The primary purpose of our lives is to know, honor, glorify, love, and obey you, the high King of heaven, the Beloved Lord                

                 who made us,

                        redeemed us from captivity,

                                   who renovates our ruined souls, 

                                               takes pleasure in us,                                 

                                                      guides and protects us,,                                      

                                                              has loved us from eternity,

                                                                    and is making beautiful our lives.

Before God, the angels, the congregation, and the world—we declare that, because of the mercy shown to us, we now consider all things a loss compared to the surpassing greatness of knowing Christ Jesus our Lord.

Though not long ago we were in desperate straits, without hope and without God in the world, we have been snatched up from the bogs of despair by the unmerited favor of a kind God.

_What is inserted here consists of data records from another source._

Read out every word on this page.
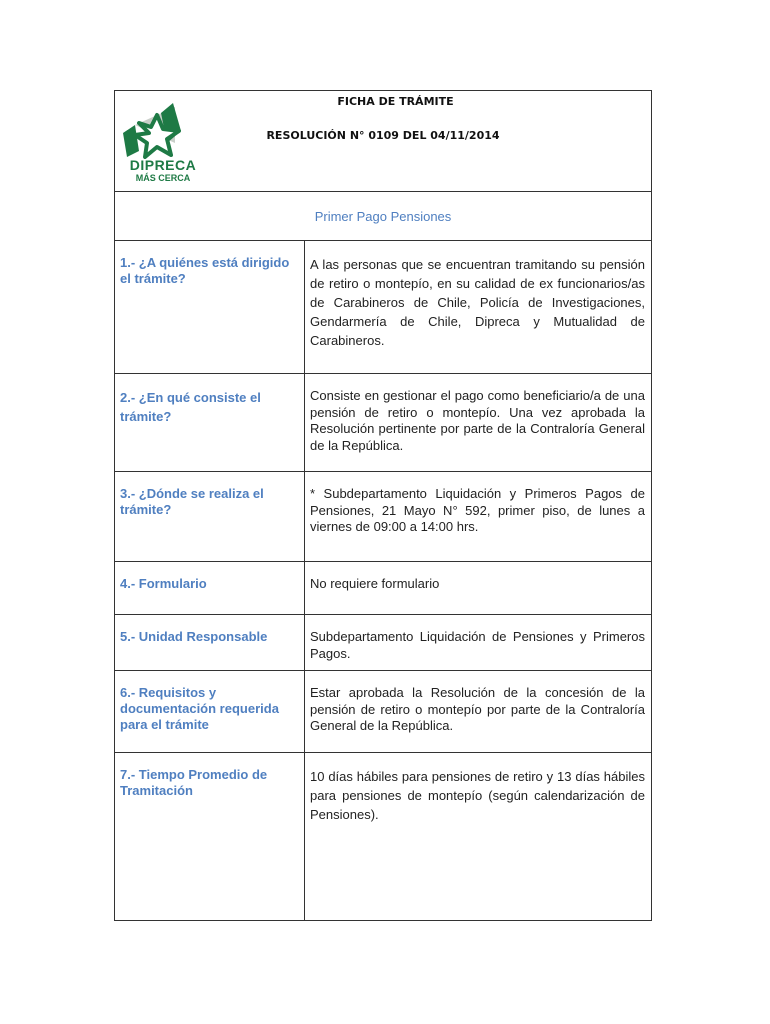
DIPRECA
MÁS CERCA
FICHA DE TRÁMITE
RESOLUCIÓN N° 0109 DEL 04/11/2014	

Primer Pago Pensiones	
1.- ¿A quiénes está dirigido el trámite?	A las personas que se encuentran tramitando su pensión de retiro o montepío, en su calidad de ex funcionarios/as de Carabineros de Chile, Policía de Investigaciones, Gendarmería de Chile, Dipreca y Mutualidad de Carabineros.
2.- ¿En qué consiste el trámite?	Consiste en gestionar el pago como beneficiario/a de una pensión de retiro o montepío. Una vez aprobada la Resolución pertinente por parte de la Contraloría General de la República.
3.- ¿Dónde se realiza el trámite?	* Subdepartamento Liquidación y Primeros Pagos de Pensiones, 21 Mayo N° 592, primer piso, de lunes a viernes de 09:00 a 14:00 hrs.
4.- Formulario	No requiere formulario
5.- Unidad Responsable	Subdepartamento Liquidación de Pensiones y Primeros Pagos.
6.- Requisitos y documentación requerida para el trámite	Estar aprobada la Resolución de la concesión de la pensión de retiro o montepío por parte de la Contraloría General de la República.
7.- Tiempo Promedio de Tramitación	10 días hábiles para pensiones de retiro y 13 días hábiles para pensiones de montepío (según calendarización de Pensiones).
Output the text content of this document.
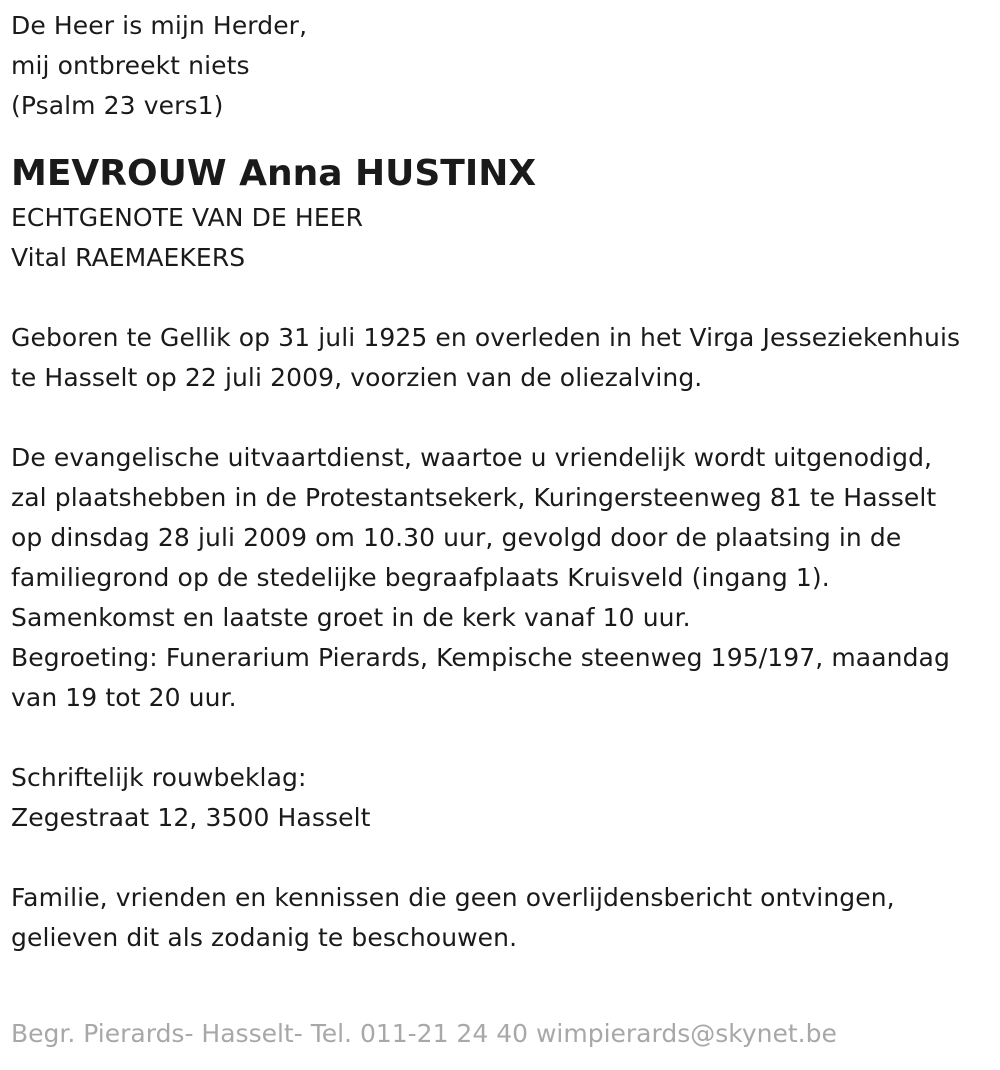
De Heer is mijn Herder,
mij ontbreekt niets
(Psalm 23 vers1)
MEVROUW Anna HUSTINX
ECHTGENOTE VAN DE HEER
Vital RAEMAEKERS
Geboren te Gellik op 31 juli 1925 en overleden in het Virga Jesseziekenhuis
te Hasselt op 22 juli 2009, voorzien van de oliezalving.
De evangelische uitvaartdienst, waartoe u vriendelijk wordt uitgenodigd,
zal plaatshebben in de Protestantsekerk, Kuringersteenweg 81 te Hasselt
op dinsdag 28 juli 2009 om 10.30 uur, gevolgd door de plaatsing in de
familiegrond op de stedelijke begraafplaats Kruisveld (ingang 1).
Samenkomst en laatste groet in de kerk vanaf 10 uur.
Begroeting: Funerarium Pierards, Kempische steenweg 195/197, maandag
van 19 tot 20 uur.
Schriftelijk rouwbeklag:
Zegestraat 12, 3500 Hasselt
Familie, vrienden en kennissen die geen overlijdensbericht ontvingen,
gelieven dit als zodanig te beschouwen.
Begr. Pierards- Hasselt- Tel. 011-21 24 40 wimpierards@skynet.be
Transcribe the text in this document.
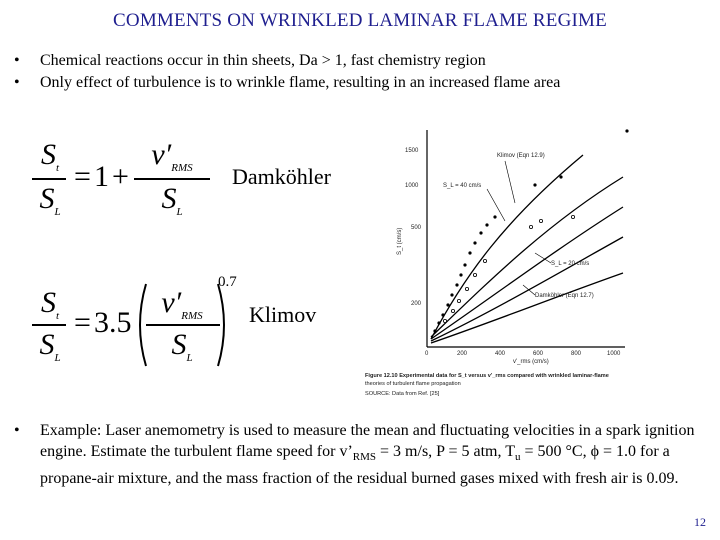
COMMENTS ON WRINKLED LAMINAR FLAME REGIME
•	Chemical reactions occur in thin sheets, Da > 1, fast chemistry region
•	Only effect of turbulence is to wrinkle flame, resulting in an increased flame area
$S_t$
$S_L$
= 1 +
$v'_{RMS}$
$S_L$
Damköhler
$S_t$
$S_L$
= 3.5
$v'_{RMS}$
$S_L$
0.7
Klimov
1500
1000
500
200
S_t (cm/s)
0	200	400	600	800	1000
v'_rms (cm/s)
Klimov (Eqn 12.9)
S_L = 40 cm/s
S_L = 20 cm/s
Damköhler (Eqn 12.7)
Figure 12.10 Experimental data for S_t versus v'_rms compared with wrinkled laminar-flame
theories of turbulent flame propagation
SOURCE: Data from Ref. [25]
•	Example: Laser anemometry is used to measure the mean and fluctuating velocities in a spark ignition engine. Estimate the turbulent flame speed for $v’_{RMS} = 3$ m/s, P = 5 atm, $T_u = 500$ °C, ϕ = 1.0 for a propane-air mixture, and the mass fraction of the residual burned gases mixed with fresh air is 0.09.
12
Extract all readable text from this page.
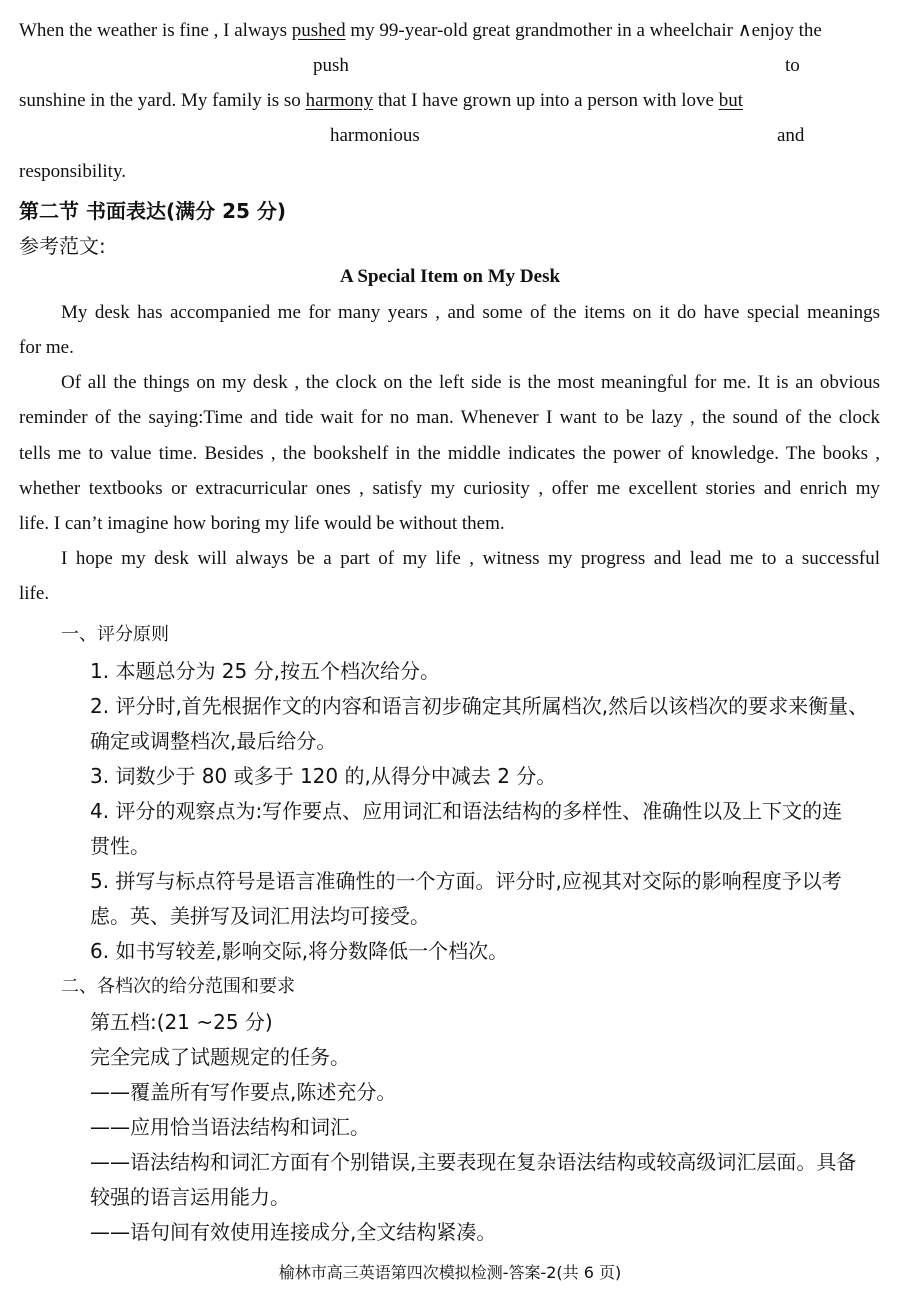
When the weather is fine , I always pushed my 99-year-old great grandmother in a wheelchair ∧enjoy the
push	to
sunshine in the yard. My family is so harmony that I have grown up into a person with love but
harmonious	and
responsibility.
第二节 书面表达(满分 25 分)
参考范文:
A Special Item on My Desk
My desk has accompanied me for many years , and some of the items on it do have special meanings
for me.
Of all the things on my desk , the clock on the left side is the most meaningful for me. It is an obvious
reminder of the saying:Time and tide wait for no man. Whenever I want to be lazy , the sound of the clock
tells me to value time. Besides , the bookshelf in the middle indicates the power of knowledge. The books ,
whether textbooks or extracurricular ones , satisfy my curiosity , offer me excellent stories and enrich my
life. I can’t imagine how boring my life would be without them.
I hope my desk will always be a part of my life , witness my progress and lead me to a successful
life.
一、评分原则
1. 本题总分为 25 分,按五个档次给分。
2. 评分时,首先根据作文的内容和语言初步确定其所属档次,然后以该档次的要求来衡量、
确定或调整档次,最后给分。
3. 词数少于 80 或多于 120 的,从得分中减去 2 分。
4. 评分的观察点为:写作要点、应用词汇和语法结构的多样性、准确性以及上下文的连
贯性。
5. 拼写与标点符号是语言准确性的一个方面。评分时,应视其对交际的影响程度予以考
虑。英、美拼写及词汇用法均可接受。
6. 如书写较差,影响交际,将分数降低一个档次。
二、各档次的给分范围和要求
第五档:(21 ~25 分)
完全完成了试题规定的任务。
——覆盖所有写作要点,陈述充分。
——应用恰当语法结构和词汇。
——语法结构和词汇方面有个别错误,主要表现在复杂语法结构或较高级词汇层面。具备
较强的语言运用能力。
——语句间有效使用连接成分,全文结构紧凑。
榆林市高三英语第四次模拟检测-答案-2(共 6 页)
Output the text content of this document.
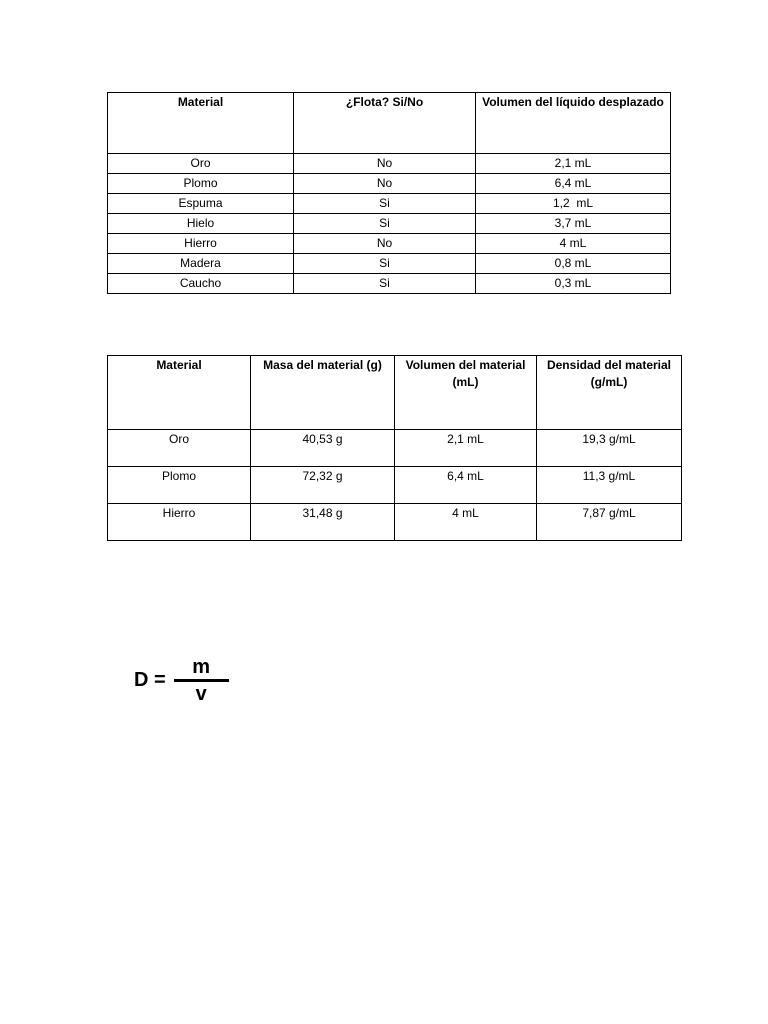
Material	¿Flota? Si/No	Volumen del líquido desplazado
Oro	No	2,1 mL
Plomo	No	6,4 mL
Espuma	Si	1,2  mL
Hielo	Si	3,7 mL
Hierro	No	4 mL
Madera	Si	0,8 mL
Caucho	Si	0,3 mL
Material	Masa del material (g)	Volumen del material (mL)	Densidad del material (g/mL)
Oro	40,53 g	2,1 mL	19,3 g/mL
Plomo	72,32 g	6,4 mL	11,3 g/mL
Hierro	31,48 g	4 mL	7,87 g/mL
$D = \frac{m}{v}$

Now we find that we are God’s chosen people, foreknown and loved by God the Father, predestined and elected by grace to be holy and blameless in his Son, according to God’s eternal, unsearchable counsel.  We are a royal priesthood in the kingdom of God, but living as pilgrims scattered throughout the world, resident aliens looking for a better country.  According to the purposes of his grace, God was pleased by means of his Holy Spirit to subdue all our prejudices against the gospel, to call us to an evangelical obedience, setting us apart for holy living, that our faith might express itself in love.  He likewise brought us into a state of reconciliation and justification by the merits of Christ’s blood applied to us.  At one time we were dead in our sins, children of wrath like the rest of the world, foolish, disobedient, deceived and enslaved by all kinds of passions, pleasures, and hatreds.  But when the kindness and love of God our Savior appeared, he saved us, not because of righteous things that we have done, but because of his mercy.  He rescued us by the washing of rebirth and renewal by the Holy Spirit.  Justified by the grace and power of Jesus Christ, this righteousness comes from God and is by faith—and this faith is not of ourselves, but is also a gift of God.  And he who began a good work in us will carry it on to completion—all to the praise of his glorious grace.